2008 NY Slip Op 01929 [49 AD3d 514]
March 4, 2008
Appellate Division, Second Department
Published by New York State Law Reporting Bureau pursuant to Judiciary Law § 431.
As corrected through Wednesday, May 14, 2008


NC Venture I, L.P., Respondent,
v
Complete Analysis, Inc., Defendant, and Joseph E. Fiegoli et al., Appellants.

[*1] Arthur S. Friedman, New York, N.Y., for appellants.

Bressler Amery & Ross, P.C., New York, N.Y. (David H. Pikus of counsel), for respondent.

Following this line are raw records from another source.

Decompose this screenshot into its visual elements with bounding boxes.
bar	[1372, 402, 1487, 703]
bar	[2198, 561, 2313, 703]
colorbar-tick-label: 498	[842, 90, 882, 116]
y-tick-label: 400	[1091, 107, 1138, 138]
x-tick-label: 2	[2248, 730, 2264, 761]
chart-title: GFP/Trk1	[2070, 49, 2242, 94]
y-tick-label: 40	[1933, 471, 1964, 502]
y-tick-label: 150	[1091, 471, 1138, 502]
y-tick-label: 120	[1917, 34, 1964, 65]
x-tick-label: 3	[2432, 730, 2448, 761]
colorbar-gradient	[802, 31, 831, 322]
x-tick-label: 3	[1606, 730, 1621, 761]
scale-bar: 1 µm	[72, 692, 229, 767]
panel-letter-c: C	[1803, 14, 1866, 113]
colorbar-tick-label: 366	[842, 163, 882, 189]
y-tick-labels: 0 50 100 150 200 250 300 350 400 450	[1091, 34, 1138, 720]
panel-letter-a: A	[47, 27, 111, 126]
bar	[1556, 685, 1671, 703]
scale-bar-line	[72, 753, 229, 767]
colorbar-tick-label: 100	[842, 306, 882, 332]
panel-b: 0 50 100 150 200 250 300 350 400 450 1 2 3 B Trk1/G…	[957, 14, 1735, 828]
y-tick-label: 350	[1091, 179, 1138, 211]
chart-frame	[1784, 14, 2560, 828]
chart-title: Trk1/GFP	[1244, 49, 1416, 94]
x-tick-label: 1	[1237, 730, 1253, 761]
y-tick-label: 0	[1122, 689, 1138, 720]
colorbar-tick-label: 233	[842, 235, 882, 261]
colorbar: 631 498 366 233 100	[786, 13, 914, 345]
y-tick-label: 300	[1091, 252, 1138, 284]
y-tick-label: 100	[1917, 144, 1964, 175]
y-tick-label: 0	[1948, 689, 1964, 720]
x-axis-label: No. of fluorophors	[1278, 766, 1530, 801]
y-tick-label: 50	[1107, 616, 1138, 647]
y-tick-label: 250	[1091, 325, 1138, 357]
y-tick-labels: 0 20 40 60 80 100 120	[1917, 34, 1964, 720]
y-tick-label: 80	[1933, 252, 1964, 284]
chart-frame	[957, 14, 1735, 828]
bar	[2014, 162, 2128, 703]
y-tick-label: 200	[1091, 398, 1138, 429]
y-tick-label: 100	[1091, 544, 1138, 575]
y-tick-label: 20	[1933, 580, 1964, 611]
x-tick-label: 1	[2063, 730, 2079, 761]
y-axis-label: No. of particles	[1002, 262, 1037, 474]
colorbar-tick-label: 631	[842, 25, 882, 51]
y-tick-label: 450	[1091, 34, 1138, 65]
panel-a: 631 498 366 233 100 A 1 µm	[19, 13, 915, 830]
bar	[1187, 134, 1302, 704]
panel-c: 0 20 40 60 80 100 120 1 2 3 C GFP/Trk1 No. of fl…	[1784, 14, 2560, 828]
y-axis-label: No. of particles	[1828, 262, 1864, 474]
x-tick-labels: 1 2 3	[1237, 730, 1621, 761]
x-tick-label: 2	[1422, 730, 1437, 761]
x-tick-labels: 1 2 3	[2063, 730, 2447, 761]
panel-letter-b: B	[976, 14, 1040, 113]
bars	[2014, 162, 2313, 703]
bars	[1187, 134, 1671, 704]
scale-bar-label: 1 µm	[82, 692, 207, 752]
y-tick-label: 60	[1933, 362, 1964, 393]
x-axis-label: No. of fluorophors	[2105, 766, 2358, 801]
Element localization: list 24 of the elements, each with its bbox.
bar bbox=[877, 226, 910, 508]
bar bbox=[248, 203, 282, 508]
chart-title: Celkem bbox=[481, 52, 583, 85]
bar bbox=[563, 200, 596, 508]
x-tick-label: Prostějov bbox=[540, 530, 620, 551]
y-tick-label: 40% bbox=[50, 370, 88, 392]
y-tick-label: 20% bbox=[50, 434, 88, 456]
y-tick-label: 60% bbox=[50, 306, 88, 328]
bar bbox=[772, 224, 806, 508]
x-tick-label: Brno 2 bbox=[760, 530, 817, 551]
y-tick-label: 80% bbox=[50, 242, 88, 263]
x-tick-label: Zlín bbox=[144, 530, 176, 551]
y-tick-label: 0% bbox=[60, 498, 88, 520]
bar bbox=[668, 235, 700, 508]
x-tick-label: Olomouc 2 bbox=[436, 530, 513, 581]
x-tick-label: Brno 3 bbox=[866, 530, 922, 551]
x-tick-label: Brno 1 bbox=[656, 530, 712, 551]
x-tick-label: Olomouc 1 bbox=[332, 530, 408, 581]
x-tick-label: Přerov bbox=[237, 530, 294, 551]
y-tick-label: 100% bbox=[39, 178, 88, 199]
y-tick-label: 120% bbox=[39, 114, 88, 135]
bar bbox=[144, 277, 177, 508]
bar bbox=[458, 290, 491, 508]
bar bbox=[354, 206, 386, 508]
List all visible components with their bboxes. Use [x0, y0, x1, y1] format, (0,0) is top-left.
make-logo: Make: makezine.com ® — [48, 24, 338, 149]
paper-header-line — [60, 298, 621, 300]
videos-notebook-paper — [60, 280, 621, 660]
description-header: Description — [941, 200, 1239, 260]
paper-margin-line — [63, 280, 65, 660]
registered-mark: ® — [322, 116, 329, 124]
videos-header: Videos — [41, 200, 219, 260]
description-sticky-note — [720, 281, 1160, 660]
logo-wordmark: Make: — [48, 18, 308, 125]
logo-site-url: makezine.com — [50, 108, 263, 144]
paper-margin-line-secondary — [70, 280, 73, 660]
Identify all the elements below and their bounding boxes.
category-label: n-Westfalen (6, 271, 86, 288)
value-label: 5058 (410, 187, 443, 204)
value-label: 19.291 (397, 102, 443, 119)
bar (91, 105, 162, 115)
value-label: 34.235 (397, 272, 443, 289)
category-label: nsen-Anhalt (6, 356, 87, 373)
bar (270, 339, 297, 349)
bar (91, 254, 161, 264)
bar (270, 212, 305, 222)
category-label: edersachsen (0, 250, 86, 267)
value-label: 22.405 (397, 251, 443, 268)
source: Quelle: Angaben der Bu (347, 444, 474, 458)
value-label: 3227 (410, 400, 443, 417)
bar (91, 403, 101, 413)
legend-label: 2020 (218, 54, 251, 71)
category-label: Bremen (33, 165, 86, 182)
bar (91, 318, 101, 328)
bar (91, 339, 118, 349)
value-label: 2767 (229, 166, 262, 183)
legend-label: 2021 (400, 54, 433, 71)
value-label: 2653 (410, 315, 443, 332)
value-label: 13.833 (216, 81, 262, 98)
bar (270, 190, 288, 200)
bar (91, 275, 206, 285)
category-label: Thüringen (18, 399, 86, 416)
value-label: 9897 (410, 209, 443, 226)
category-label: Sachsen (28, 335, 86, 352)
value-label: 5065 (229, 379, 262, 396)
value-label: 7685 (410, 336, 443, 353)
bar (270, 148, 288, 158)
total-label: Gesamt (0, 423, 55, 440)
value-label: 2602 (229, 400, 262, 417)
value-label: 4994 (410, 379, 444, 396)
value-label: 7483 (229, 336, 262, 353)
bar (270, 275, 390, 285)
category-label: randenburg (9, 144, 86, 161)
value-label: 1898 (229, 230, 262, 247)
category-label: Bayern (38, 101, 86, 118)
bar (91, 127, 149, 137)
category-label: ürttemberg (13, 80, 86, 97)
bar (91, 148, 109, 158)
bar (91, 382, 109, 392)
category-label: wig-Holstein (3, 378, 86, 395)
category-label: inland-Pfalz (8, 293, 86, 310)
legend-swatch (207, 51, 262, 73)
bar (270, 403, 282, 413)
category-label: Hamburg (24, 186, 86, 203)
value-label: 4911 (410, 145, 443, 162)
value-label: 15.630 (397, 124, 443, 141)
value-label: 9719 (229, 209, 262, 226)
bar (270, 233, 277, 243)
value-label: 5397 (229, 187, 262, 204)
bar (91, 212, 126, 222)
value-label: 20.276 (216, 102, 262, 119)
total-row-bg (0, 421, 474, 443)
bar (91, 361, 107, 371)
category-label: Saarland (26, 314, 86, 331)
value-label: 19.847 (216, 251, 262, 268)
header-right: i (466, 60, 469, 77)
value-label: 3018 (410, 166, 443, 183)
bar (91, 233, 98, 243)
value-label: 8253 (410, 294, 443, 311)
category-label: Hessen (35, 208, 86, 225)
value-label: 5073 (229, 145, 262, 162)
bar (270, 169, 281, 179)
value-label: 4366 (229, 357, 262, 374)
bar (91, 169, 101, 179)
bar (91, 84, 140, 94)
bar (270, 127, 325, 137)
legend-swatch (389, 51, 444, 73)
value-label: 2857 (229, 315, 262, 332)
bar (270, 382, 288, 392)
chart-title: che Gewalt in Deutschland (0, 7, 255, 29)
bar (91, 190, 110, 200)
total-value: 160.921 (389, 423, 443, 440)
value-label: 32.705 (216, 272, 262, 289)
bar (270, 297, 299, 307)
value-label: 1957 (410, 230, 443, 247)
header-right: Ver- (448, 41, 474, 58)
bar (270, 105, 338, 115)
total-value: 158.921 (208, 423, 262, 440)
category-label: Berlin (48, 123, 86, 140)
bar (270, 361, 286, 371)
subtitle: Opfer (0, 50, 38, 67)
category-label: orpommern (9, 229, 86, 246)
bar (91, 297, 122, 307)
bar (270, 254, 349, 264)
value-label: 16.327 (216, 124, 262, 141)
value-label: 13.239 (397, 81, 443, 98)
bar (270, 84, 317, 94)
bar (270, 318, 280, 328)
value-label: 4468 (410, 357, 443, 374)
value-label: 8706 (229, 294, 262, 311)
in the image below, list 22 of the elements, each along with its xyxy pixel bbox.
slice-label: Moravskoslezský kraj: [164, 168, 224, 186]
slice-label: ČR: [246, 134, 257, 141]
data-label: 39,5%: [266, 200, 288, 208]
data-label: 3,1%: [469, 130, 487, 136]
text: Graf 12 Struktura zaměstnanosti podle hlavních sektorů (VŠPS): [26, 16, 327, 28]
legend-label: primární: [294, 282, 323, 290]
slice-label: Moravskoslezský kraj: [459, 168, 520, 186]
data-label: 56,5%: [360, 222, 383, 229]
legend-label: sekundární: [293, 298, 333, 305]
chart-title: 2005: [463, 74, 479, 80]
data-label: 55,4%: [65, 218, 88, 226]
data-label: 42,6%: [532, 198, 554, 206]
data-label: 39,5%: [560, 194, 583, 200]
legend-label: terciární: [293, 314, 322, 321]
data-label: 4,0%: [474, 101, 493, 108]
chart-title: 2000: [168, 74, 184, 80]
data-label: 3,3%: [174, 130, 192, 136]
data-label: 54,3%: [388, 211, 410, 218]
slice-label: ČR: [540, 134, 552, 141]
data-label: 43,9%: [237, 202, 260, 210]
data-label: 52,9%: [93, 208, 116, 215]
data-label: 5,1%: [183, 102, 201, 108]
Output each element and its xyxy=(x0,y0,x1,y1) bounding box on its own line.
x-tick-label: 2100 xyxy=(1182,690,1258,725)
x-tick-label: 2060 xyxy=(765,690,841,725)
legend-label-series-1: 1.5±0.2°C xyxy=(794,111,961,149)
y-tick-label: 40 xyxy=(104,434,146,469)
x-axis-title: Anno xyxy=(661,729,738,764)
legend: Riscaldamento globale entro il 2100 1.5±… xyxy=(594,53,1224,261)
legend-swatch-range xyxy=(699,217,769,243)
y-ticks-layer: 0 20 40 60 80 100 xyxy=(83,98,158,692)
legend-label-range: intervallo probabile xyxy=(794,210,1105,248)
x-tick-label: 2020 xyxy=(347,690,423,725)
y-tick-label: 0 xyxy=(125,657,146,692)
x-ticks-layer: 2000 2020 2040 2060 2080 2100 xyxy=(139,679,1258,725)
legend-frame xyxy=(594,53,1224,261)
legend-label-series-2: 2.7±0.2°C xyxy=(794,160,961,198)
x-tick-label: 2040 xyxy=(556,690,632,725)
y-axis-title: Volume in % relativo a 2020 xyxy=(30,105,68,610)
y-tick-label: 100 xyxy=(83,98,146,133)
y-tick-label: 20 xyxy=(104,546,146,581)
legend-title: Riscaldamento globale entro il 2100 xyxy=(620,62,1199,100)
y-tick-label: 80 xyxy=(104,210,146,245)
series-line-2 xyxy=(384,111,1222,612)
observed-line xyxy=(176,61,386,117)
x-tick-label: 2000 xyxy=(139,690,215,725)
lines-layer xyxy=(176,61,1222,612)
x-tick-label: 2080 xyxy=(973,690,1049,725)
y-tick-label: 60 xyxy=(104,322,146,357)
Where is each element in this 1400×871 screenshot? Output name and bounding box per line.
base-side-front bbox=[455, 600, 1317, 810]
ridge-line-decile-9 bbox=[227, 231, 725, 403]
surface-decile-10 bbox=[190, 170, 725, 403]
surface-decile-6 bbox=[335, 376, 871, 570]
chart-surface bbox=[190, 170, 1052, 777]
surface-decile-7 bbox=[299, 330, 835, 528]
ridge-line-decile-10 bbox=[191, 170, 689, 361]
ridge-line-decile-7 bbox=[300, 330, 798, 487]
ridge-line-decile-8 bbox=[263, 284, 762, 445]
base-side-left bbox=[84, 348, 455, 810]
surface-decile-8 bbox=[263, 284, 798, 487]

In an action to recover on a promissory note, the defendants Joseph Fiegoli and Rosalie Fiegoli appeal, as limited by their brief, from so much of an order of the Supreme Court, Westchester County (Colabella, J.), entered October 2, 2006, as granted that branch of the plaintiffs' motion which was for summary judgment on the complaint insofar as asserted against them.

Ordered that the order is affirmed insofar as appealed from, with costs.

Contrary to the appellants' contention, the plaintiff was not required, pursuant to RPAPL 1301 (3), to obtain leave of court prior to commencing this action to recover on the promissory note. At the time this action was commenced, the plaintiff's action to foreclose the mortgage had been dismissed and no judgment in favor of the plaintiff was entered in that action.

This Court reversed the order dismissing the action to foreclose the mortgage, and the complaint in that action was reinstated (see NC Venture I, L.P. v Complete Analysis, Inc., 22 AD3d 540 [2005]). Allowing the plaintiff to pursue this action on the note is not inconsistent with the purpose of RPAPL 1301 (3), which is to protect the mortgagor from inappropriate, duplicative litigation to recover the same debt (see Central Trust Co. v Dann, 85 NY2d 767, 772 [1995]). The property which was the subject of the mortgage foreclosure action has been sold at a tax sale (see Lehman v Roseanne Invs. Corp., 106 AD2d 617, 618 [1984]). [*2]

The plaintiff met its initial burden of establishing its prima facie entitlement to summary judgment in this action to recover on the promissory note and the appellants failed to meet their burden of coming forward with evidentiary proof demonstrating the existence of a triable issue of fact (see European Am. Bank v Syosset Autorama, 204 AD2d 266 [1994]). Rivera, J.P., Lifson, Angiolillo and Balkin, JJ., concur.